Table 2. Global table of coincidences
Estimations of experts |
|||
Yes |
No |
||
Estimations of classifier |
Yes |
|
|
No |
|
|
8.6 Offered directions of perfection of algorithms of classification
For the increase of efficiency of classification planned to use combination of methods of binary classification for classes and ranging with a threshold function for a selection relevant for a document classes.

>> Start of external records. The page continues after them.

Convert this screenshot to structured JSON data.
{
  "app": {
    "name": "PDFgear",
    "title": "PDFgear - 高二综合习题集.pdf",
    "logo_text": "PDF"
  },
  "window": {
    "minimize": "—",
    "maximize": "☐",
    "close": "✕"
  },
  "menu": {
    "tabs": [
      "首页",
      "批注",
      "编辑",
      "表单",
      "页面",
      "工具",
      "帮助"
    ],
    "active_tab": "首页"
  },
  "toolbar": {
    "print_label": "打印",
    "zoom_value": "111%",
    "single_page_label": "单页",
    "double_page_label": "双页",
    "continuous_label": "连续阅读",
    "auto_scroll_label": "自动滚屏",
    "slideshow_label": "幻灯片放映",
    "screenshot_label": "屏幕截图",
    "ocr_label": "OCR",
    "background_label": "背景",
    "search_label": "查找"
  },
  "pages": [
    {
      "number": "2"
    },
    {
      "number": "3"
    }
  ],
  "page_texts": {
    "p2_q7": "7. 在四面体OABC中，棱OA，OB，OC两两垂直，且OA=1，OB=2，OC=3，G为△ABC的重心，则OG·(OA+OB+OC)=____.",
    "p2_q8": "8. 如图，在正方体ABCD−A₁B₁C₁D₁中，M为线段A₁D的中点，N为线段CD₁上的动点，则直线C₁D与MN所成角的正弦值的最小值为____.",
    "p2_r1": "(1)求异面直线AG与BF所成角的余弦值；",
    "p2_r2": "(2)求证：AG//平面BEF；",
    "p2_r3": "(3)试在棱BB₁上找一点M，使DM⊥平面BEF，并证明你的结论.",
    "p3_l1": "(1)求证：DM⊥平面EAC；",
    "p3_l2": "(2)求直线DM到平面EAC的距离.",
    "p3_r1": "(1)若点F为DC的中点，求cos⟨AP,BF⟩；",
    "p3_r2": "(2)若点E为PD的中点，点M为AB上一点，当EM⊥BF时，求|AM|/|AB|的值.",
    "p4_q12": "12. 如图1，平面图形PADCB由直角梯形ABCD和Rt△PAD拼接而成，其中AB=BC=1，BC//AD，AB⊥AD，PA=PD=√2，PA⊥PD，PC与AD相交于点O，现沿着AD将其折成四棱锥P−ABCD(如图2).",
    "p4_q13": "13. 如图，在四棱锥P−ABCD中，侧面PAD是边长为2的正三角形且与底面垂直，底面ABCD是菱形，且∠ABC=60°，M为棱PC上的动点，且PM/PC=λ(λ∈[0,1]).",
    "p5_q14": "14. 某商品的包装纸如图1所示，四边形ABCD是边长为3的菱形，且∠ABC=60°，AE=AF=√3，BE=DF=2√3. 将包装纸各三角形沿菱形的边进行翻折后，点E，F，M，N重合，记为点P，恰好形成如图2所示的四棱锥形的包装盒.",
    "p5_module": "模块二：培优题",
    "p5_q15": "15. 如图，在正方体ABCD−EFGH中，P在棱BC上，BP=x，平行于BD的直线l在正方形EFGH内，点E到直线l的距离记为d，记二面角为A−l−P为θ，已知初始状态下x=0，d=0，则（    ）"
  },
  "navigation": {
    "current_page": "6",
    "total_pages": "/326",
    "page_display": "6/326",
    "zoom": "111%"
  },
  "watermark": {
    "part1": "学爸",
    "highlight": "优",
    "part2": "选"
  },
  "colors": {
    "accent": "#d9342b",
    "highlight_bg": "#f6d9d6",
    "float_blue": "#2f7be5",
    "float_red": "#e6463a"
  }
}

It is planned to realize the account of hyperlinks on the stage constructions of vectorial model of presentation of document. Thus hyperlinks analysed as text strings and their classes that are determined taken into account at presentation of current document. At forming presentations of document, every hyperlink is replaced by the set of the special identifiers corresponding to the identifiers of the predicted classes. It will allow to take into account meeting in documents hyperlinks without a necessity receipt and analysis of content of documents-neighbours.
Image 4. Method of accounting hyperlinks at presentation documents
The analysis of features of classification of documents is conducted in the case when classes can to intersect and a document can be attributed to a few classes. Existing methods provide quality of classification, insufficient for their application in modern application systems. Methodology of measuring of descriptions is considered classifier and birth-certificates are chosen for efficiency of classification. In future it is planned to work out the model of presentation of documents taking into account hyperlinks and algorithms of polymathematic classification on the basis of binary method and ranging.
In writing this essay master's work is not yet complete. Final completion: December 2013. Full text of the work and materials on the topic can be obtained from the author or his manager after that date.